In the absence of Giro d'Italia winner Froome and his Sky team-mate, Tour de France champion Thomas, Yates should be the man to beat next Sunday after displaying brilliant climbing skills and cut-throat racing savvy when winning the Tour of Spain this month to complete a British sweep of the Grand Tours this year.
Just two Britons have won a world title - Tom Simpson was Britain's first road race champion in 1965 with Mark Cavendish clinching the crown in 2011 in Copenhagen.
British team performance director Stephen Park explained Froome and Thomas were too tired to make a real challenge on the steep roads.
"Given the challenging nature of the course, we want every rider selected to be able to give their 100 percent to the team, and on the back of what has been an incredible season for both G (Thomas) and Froomey, it's understandable they are unable to commit to this."
The men's event ends with a short but sharp 3.2km climb with an average gradient of 11.5 percent and a maximum gradient of 28 percent. From the top of the climb the riders speed down a fast and technical descent to the finish line in the centre of the city.
Spanish veteran Alejandro Valverde and rising French star Julien Alaphilippe should provide the major threat in a season where differences in levels and form between riders have been minimal.
Irishman Dan Martin, Italians Vincenzo Nibali and Fabio Aru and the French climbers Romain Bardet and Thibaut Pinot are all serious contenders on the pristine Tyrolian routes.

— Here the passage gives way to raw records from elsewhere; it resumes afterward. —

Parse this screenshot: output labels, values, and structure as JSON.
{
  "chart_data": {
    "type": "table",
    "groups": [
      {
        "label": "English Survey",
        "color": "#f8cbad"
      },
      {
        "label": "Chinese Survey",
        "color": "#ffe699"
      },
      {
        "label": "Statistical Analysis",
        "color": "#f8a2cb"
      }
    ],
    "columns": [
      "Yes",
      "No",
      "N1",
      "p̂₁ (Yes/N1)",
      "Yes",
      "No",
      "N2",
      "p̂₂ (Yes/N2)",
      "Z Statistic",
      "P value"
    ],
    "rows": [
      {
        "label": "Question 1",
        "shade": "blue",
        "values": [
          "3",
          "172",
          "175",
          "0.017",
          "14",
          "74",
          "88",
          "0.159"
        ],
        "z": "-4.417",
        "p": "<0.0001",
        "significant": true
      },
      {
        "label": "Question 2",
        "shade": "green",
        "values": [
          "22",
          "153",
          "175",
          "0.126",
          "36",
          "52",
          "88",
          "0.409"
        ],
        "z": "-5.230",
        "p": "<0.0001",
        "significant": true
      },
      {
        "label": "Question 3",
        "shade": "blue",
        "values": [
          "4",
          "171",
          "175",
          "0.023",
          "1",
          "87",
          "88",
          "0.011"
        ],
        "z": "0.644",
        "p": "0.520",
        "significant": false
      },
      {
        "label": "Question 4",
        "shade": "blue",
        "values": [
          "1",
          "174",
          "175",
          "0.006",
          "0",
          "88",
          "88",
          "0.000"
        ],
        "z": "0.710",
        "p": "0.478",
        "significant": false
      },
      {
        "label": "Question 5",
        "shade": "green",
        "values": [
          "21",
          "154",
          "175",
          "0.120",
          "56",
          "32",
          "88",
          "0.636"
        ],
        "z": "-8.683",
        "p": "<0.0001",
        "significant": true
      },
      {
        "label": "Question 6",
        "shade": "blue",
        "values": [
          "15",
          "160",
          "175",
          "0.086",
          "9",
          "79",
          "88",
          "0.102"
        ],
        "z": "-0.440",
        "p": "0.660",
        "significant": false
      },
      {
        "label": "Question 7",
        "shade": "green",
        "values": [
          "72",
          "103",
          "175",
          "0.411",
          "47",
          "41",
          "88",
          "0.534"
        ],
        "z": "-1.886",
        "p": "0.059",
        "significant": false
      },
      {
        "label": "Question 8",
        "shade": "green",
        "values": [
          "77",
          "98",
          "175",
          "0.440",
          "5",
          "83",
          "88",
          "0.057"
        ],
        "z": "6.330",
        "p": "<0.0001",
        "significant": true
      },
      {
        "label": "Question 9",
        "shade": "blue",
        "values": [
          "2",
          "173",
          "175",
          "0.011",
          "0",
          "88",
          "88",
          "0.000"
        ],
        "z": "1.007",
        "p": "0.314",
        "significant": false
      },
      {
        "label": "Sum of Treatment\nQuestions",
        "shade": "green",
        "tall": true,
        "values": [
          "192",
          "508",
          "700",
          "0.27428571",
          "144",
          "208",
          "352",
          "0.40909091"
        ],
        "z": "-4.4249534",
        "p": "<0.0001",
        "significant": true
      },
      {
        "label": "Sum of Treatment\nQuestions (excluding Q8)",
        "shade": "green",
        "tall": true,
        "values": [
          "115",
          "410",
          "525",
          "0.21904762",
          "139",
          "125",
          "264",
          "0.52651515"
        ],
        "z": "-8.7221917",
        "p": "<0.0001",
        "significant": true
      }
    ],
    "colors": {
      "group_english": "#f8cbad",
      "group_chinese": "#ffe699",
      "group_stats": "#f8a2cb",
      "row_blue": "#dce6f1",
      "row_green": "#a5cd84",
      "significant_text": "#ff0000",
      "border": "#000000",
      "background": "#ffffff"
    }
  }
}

"I'm feeling fresh and energized," AG2R team captain Bardet, who has twice been on the Tour de France podium, said this week.
"The timing feels right, Julian Alaphilippe is maybe the top rider, but anything can happen at the World Championships, we'll see on the day," said Bardet, who also said he felt the final climb was perfect for Yates and his twin brother Adam.
Dutchman Tom Dumoulin beat Primo Roglic and Froome in the time-trial at Bergen last season and will again be favourite in the individual event and with Sunweb in the team event.
Sunweb will also defend the women's team time-trial title that gets the championships rolling on Sunday with a fearsome line-up which includes European champion Ellen Van Dijk, Canada's time-trial champion Leah Kirchman and the American road champion Coryn Rivera.
But 2018 also marks the end of the so-called 'trade teams' in the world championships time-trial where commercial outfits such as Bardet's AG2R, the Swiss team BMC or Spain's Movistar for example field their star-studded line-ups.
BMC field a powerful line-up with Rohan Dennis, Stefan Kung, Greg Van Avermaet, and Tejay van Garderen after ending runners-up the last two years they have vowed to bow out with a win in remembrance of their recently deceased owner Andy Rihs.
"The difficult part is how to pace into the climb and still do a good climb to have enough riders together for the final kilometres," BMC said on its website.